Mantenere l’esercito a spese dello Stato, “il materialismo militare”, alimenta i cicli produttivi del commercio e soprattutto delle industrie collegate. Questo tipo di business si espande a macchia d’olio con l’economia dell’occupazione e soprattutto della successiva ricostruzione. Il sistema militare si è come “fuso” con il suo indotto al punto da esserne totalmente condizionato. Deterrenza e sanzioni nei confronti di un ipotetico nemico non sono più sufficienti, è necessaria una guerra o altra operazione che dia in qualche modo gli stessi profitti.

La guerra in Iraq ed in Afghanistan, ha dimostrato, se mai ce ne fosse stato bisogno, che le guerre non si vincono con la sola forza militare.

E’ necessario l’appoggio delle popolazioni locali e soprattutto è fondamentale l’abilità nell’interrompere il legame invisibile ma indissolubile tra il popolo ed i gruppi di potere locali.

La strategia politica deve essere più raffinata e lungimirante e nel contempo fare ricorso a truppe selezionate.

L’annoso problema della scarsa selezione non riguarda purtroppo solo le forze armate, il concetto di selezione nell’ultimo ventennio è drasticamente mutato. Le forze armate  rappresentano un lavoro retribuito e niente più, sono rari i casi in cui alla necessità sia associata una sana vocazione. Nelle forze armate in special modo è in forte aumento il fenomeno della deviazione criminale.

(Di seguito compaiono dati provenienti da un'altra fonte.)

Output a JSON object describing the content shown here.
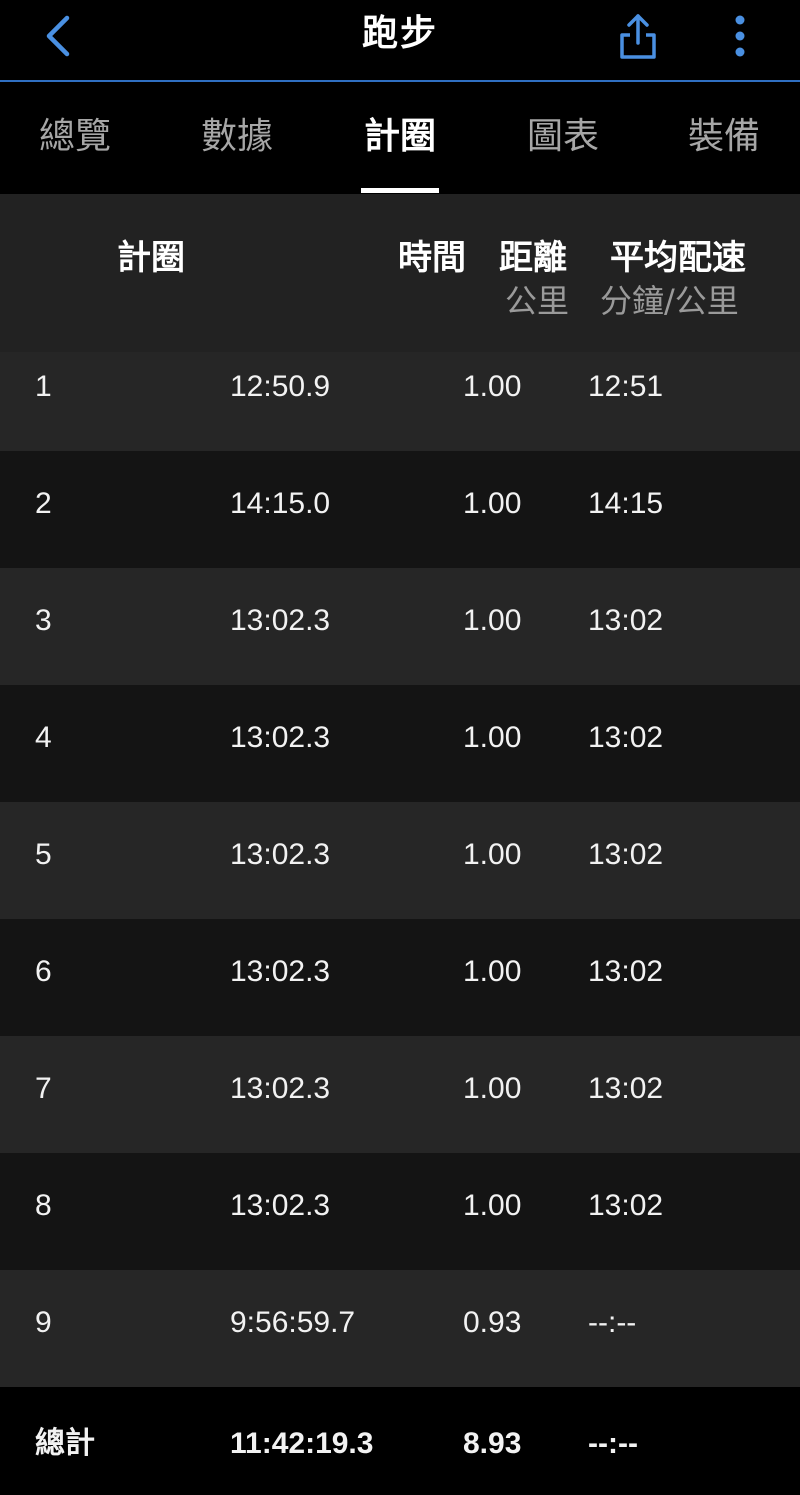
{
  "header": {
    "title": "跑步",
    "back_icon": "chevron-left-icon",
    "share_icon": "share-icon",
    "more_icon": "more-vertical-icon",
    "accent_color": "#4a90e2"
  },
  "tabs": [
    {
      "label": "總覽",
      "active": false
    },
    {
      "label": "數據",
      "active": false
    },
    {
      "label": "計圈",
      "active": true
    },
    {
      "label": "圖表",
      "active": false
    },
    {
      "label": "裝備",
      "active": false
    }
  ],
  "table": {
    "columns": {
      "lap": "計圈",
      "time": "時間",
      "distance": "距離",
      "distance_unit": "公里",
      "pace": "平均配速",
      "pace_unit": "分鐘/公里"
    },
    "rows": [
      {
        "lap": "1",
        "time": "12:50.9",
        "distance": "1.00",
        "pace": "12:51"
      },
      {
        "lap": "2",
        "time": "14:15.0",
        "distance": "1.00",
        "pace": "14:15"
      },
      {
        "lap": "3",
        "time": "13:02.3",
        "distance": "1.00",
        "pace": "13:02"
      },
      {
        "lap": "4",
        "time": "13:02.3",
        "distance": "1.00",
        "pace": "13:02"
      },
      {
        "lap": "5",
        "time": "13:02.3",
        "distance": "1.00",
        "pace": "13:02"
      },
      {
        "lap": "6",
        "time": "13:02.3",
        "distance": "1.00",
        "pace": "13:02"
      },
      {
        "lap": "7",
        "time": "13:02.3",
        "distance": "1.00",
        "pace": "13:02"
      },
      {
        "lap": "8",
        "time": "13:02.3",
        "distance": "1.00",
        "pace": "13:02"
      },
      {
        "lap": "9",
        "time": "9:56:59.7",
        "distance": "0.93",
        "pace": "--:--"
      }
    ],
    "total": {
      "lap": "總計",
      "time": "11:42:19.3",
      "distance": "8.93",
      "pace": "--:--"
    }
  }
}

Per quanto riguarda le forze armate italiane, per esempio, siamo passati ad una selezione, rispetto alle domande effettuate, di 1:25 per gli ufficiali e di 1:13 per i sottufficiali negli anni ottanta e novanta contro una selezione attuale teorica di 1:3,7 che in pratica significa uno su due, aggravata dalla possibilità attraverso le autocertificazioni di nascondere i precedenti penali.

Il risultato è ovvio.

La diretta conseguenza è che in conflitti complessi e delicati come quelli in medio oriente, dove è strisciante il pericolo di una strumentalizzazione religiosa, l’utilizzo di soldati non propriamente addestrati e reclutati raschiando il fondo del barile per esempio in città e quartieri americani depressi, unitamente ai bombardamenti mirati a colpire i terroristi dove accade che vengano uccisi molti civili, creano le premesse per una guerra senza fine.

Se le forze in gioco sono queste, e se ai piani politici più alti non si sviluppa questa necessaria sensibilità, strategie di nation building proposte da alcuni “lungimiranti” generali per uscire da questo pantano della guerra, non troveranno mai applicazione.

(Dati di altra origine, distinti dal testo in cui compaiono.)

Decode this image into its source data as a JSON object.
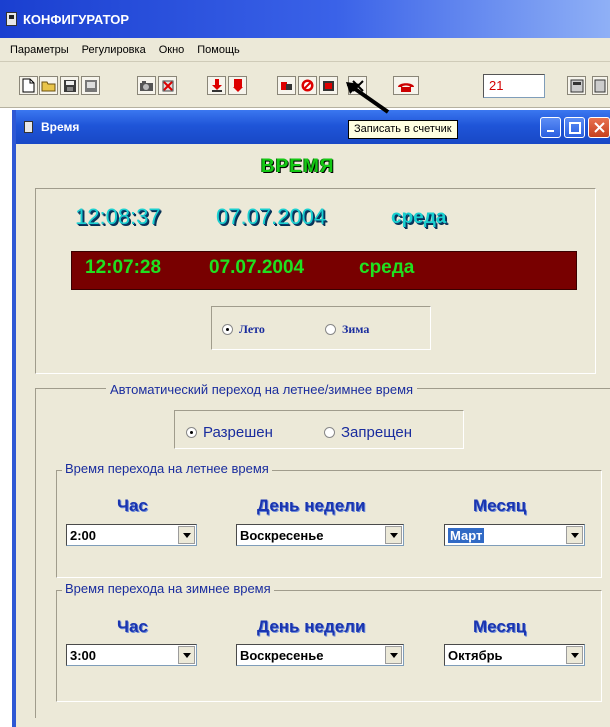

Questa analisi e queste riflessioni non ci esimono dalla ferma condanna nei confronti delle vigliacche azioni terroristiche perpetrate nei confronti di inermi civili e dalla conseguente necessità di delegittimare il terrorismo. Ma, in una prospettiva risolutiva e di pace, è opportuno che non ci si dimentichi di altre vittime innocenti, come i tanti bambini che muoiono sotto le bombe di marca occidentale, che in un delirio di onnipotenza tecnico-ideologica sono state definite smart bomb (bombe intelligenti).

La matrice del terrorismo aereo è internazionale perché coinvolge più Stati, si muove più velocemente del terrorismo urbano, è più difficile da prevenire ed affrontare; richiede uno sforzo enorme e congiunto della Comunità internazionale.

E se è vero che il primo dirottamento di un aeroplano fu uno shock per la società degli anni ’70, è ancor più vero che l’attentato alle Torri del 2001 si pone come pietra miliare non solo del “nuovo terrorismo” ma anche della storia del mondo moderno. Molteplici e complesse sono le origini e le motivazioni di quell’azione, altrettanto quanto le motivazioni dell’essere umano che, con i suoi miracoli e le sue nefandezze, rimane il grande artefice della storia.